Cette journée d’études a pour objectif d’interroger nos pratiques du concept de distance, au travers de réflexions croisant disciplines, aires culturelles et périodes. Elle aura lieu le
27 mai 2024
de 9h00 à 13h00
INHA Paris 2e
Salle Mariette
La distance est un concept particulièrement riche. D’une part parce qu’il est employé depuis longtemps par diverses disciplines qui décrivent les espaces (géométrie, physique, géographie, optique). La distance a de ce point de vue d’abord été une question de plus court chemin, ce que l’on appellerait aisément aujourd’hui la distance euclidienne, pour se démultiplier en distance apparente (optique et géométrie), ce qui mène par exemple à l’un des problèmes classiques des manuels d’arpentage relatifs aux distances inaccessibles. On notera que ce faisant la distance n’est pas nécessairement une question de mesure, mais plus souplement le fait de ne pas être à proximité, voire de ne pas toucher l’objet. L’usage de cette réflexion sur l’éloignement de l’objet a mesurer, à évaluer, ou sur lequel agir (on peut penser tant à la magie qu’à la diplomatie) déjà très vif s’est trouvé amplifié par l’arrivée des moyens de communication à distance.

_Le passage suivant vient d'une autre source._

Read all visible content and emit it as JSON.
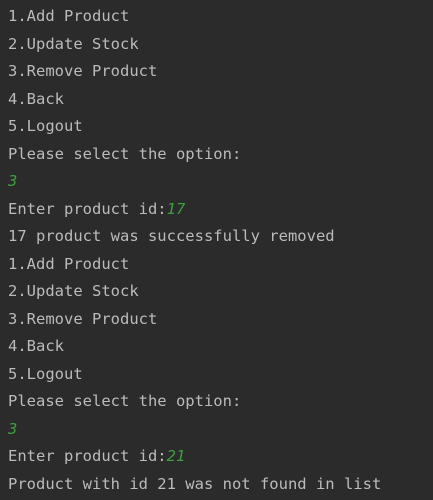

Le concept, lorsqu’il s’agit de mesure s’est en outre élargi, ne se limitant plus à la question du plus court chemin, et s’ouvrant sur diverses distances qualifiées par le réseau utilisé ou le moyen de transport (distance à vol d’oiseau, distance par la route, échanges épistolaires…). Une partie de ces réflexions ont abouties aux travaux sur les anamorphoses qui font jouer différents types de distances pour donner à voir leurs implications sur l’espace. La distance exprime également le concept de pas (en lien direct avec la question de l’espace), entendons d’écart plus ou moins constant, « de distance en distance » -ou encore « de loin en loin » – ou enfin d’intervalles réguliers (art militaire), ou irréguliers, au sein d’une série d’objets, il peut être alors question de rythme(s) (musique).

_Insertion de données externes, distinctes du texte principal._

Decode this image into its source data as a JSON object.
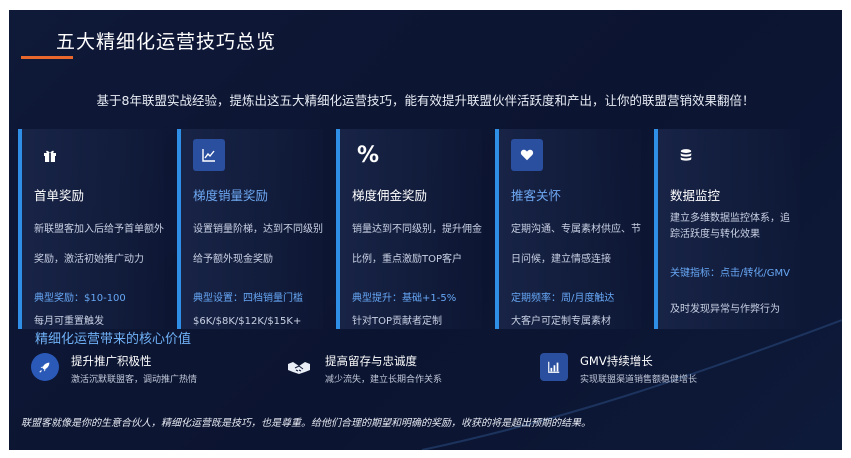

Cet aspect foisonnant se trouve amplifié par les usages métaphoriques qui en sont fait, d’abord de façon très courante, comme beaucoup des concepts spatiaux, en les reportant du côté du temps (la distance de la création du monde), ensuite pour marquer des positions sociales, (tenir quelqu’un à distance), voir pour dépeindre des rapports sociaux, ce que l’on trouve chez Georg Simmel dès les années 1890, et qui a pu être croisée, bien plus tard, en mettant en tension distance spatiale et sociale. Au-delà la métaphore peut aussi se déployer vers une réflexion sur le point de vue, et sur ce que la mise à distance permet en tant que procédure d’estrangement. Ce qui s’opère au travers ce dernier usage procède d’un déplacement autre qui, plus que de s’intéresser aux usages des individus dont les pratiques et discours sont étudiés par les sciences sociales, développe une réflexion sur l’épistémologie même de ces disciplines. Se mettre à distance, prendre du recul sont autant de formes de changement du regard. Or, ces interrogations traversent nos disciplines, de façons parfois violentes. Il en est ainsi de l’anthropologie qui longtemps travailla essentiellement sur ce qui était à distance, tant spatialement que morphologiquement dans la forme des groupes étudiés. Chacun connaît les réflexions de l’anthropologie et les travaux de Clifford Geertz sur les savoirs locaux. C’est plus largement le cas de toutes les sciences sociales qui ont été amenées à prendre en charge les études post-coloniales qui se déploient depuis les travaux d’Edward Saïd. Dans les deux cas la grande distance entre métropoles et colonies d’une part, et la petite distance sur le terrain entre colonisateurs et colonisés permettent d’insister sur les tensions entre les différents savoirs situés. Une partie des travaux redoublent le questionnement en travaillant sur la question des différentiels de mesures des distances dans une lecture postcoloniale.
Interventions
Kapil Raj, directeur d’étude à l’EHESS : « Trouver une mesure interculturelle de la distance : les » go-betweens » et l’arpentage indo-britannique du Tibet au XIXe siècle ».
Giovanna Cifolett, directrice d’étude à l’EHESS : « Déterminer la distance chez un maître d’abaque et chez un humaniste ».
Naveen Kanalu Ramamurty, maître de conférence à l’EHESS : « Distances et administration dans l’Empire moghol ».
Cecilia D’Ercole, directrice d’étude à l’EHESS : « Enjeux et impacts de la distance dans l’essaimage grec en Méditerranée (VIIIe-VIe siècles av. J.-C.) »
Nicolas Verdier, directeur de recherche au CNRS et directeur d’Étude à l’EHESS : « Les distances à l’origine de la vitesse. Le cas d’un voyageur des Lumières ».